Pewne obrazy z dzieciństwa zostają w albumie pamięci wyryte niczym fotografie, niczym sceneria, do której człowiek zawsze wraca pamięcią, choćby upłynęło nie wiadomo jak wiele czasu.






Carlos Ruiz Zafon jest pisarzem, który jest najbardziej znany ze swojej pozycji Cień wiatru, która jest nawet wpisana na listę 100 książek BBC, które należy przeczytać przed śmiercią. Książę mgły jest pozycją debiutancką powieścią autora, która zasadniczo jest skierowana dla młodzieży, ale jednak może czytać ją każdy, przynajmniej według autora, który zawarł w książce swoje posłowie.

Do małej osady rybackiej na wybrzeżu Atlantyku przeprowadza się rodzina Carverów, wraz z trójką dzieci - Maxem, Alicją i Iriną. Powodem tego była praca, którą znalazł tam ojciec rodzinnym , a ich miejscem zamieszkania stanie się domek przy plaży, który kiedyś należał do rodziny Fleishmanów, których syn utonął w morzu i dlatego wyprowadzili się z tego miejsca. Od samego początku dzieją się tam dziwne rzeczy, a dzieciaki poznają Rolanda mieszkającego w latarni morskiej, od którego dowiadują się to i owo o miasteczku i o byłych właścicielach domu. Poznają także dziadka Rolanda -  Victora Kraya, z którym chłopak mieszka i wychowuje się. To właśnie dziadek chłopaka opowie dzieciom o złym czarowniku, który nazywany jest Księciem Mgły, który jest gotowy spełnić każdą prośbę lub życzenie, ale w zamian żąda bardzo wiele. Dzieciom wydaje się, że to legenda, ale do czasu…
[...] poważnym błędem jest wiara w to, że można ziścić swoje marzenia, nie dając nic w zamian.
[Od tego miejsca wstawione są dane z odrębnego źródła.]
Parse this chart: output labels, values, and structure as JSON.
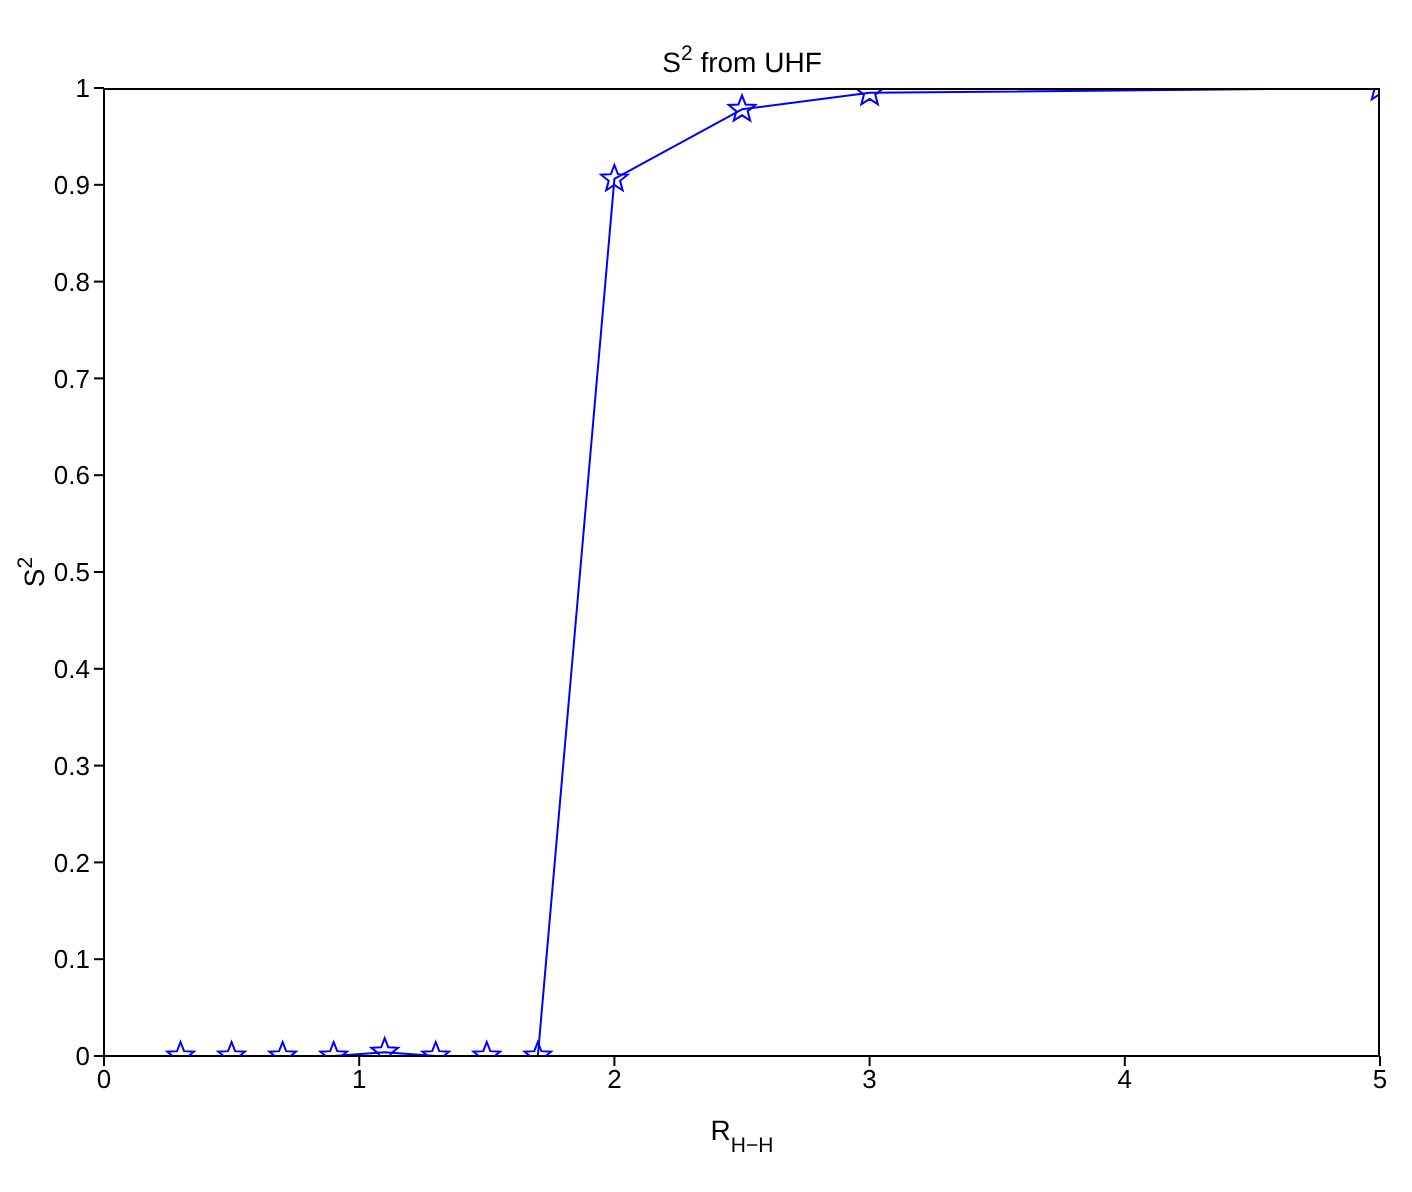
{
  "chart_data": {
    "type": "line",
    "title": "S$^{2}$ from UHF",
    "xlabel": "R$_{H−H}$",
    "ylabel": "S$^{2}$",
    "x": [
      0.3,
      0.5,
      0.7,
      0.9,
      1.1,
      1.3,
      1.5,
      1.7,
      2.0,
      2.5,
      3.0,
      5.0
    ],
    "series": [
      {
        "color": "#0000ff",
        "values": [
          0,
          0,
          0,
          0,
          0.004,
          0,
          0,
          0,
          0.906,
          0.978,
          0.995,
          1.0
        ]
      }
    ],
    "xlim": [
      0,
      5
    ],
    "xticks": [
      0,
      1,
      2,
      3,
      4,
      5
    ],
    "ylim": [
      0,
      1
    ],
    "yticks": [
      0,
      0.1,
      0.2,
      0.3,
      0.4,
      0.5,
      0.6,
      0.7,
      0.8,
      0.9,
      1
    ],
    "grid": false,
    "legend": false,
    "marker": "star",
    "line_style": "solid"
  }
}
Cień wiatru przeczytałam stosunkowo niedawno, choć Książe mgły czekał na półce dłużej. Teraz się za nią zabrałam i połknęłam ją w jeden wieczór. Jest to pozycja dla młodzieży, więc nie każdemu dojrzałemu czytelnikowi może się spodobać. Napisana prostym, nieskomplikowanym językiem, a historia przedstawiona w książce, jest dość ciekawa, choć nie jest arcydziełem. Jest wciągająca i fascynująca, z pewną dozą magii i tajemnicy. Generalnie jest to lekka i przyjemna lektura, za zimowy wieczór przy herbatce. Cień wiatru podobał mi się bardziej, ale jak na lekturę dla młodzieży jest to książka na naprawdę dobrym poziomie. No i jest w zupełnie innym klimacie niż wspomniany już bestseller Zafona. Ma coś w sobie, książka z klimatem. A na półce czeka jeszcze Pałac północy i Światła września, po które zapewne niebawem sięgnę.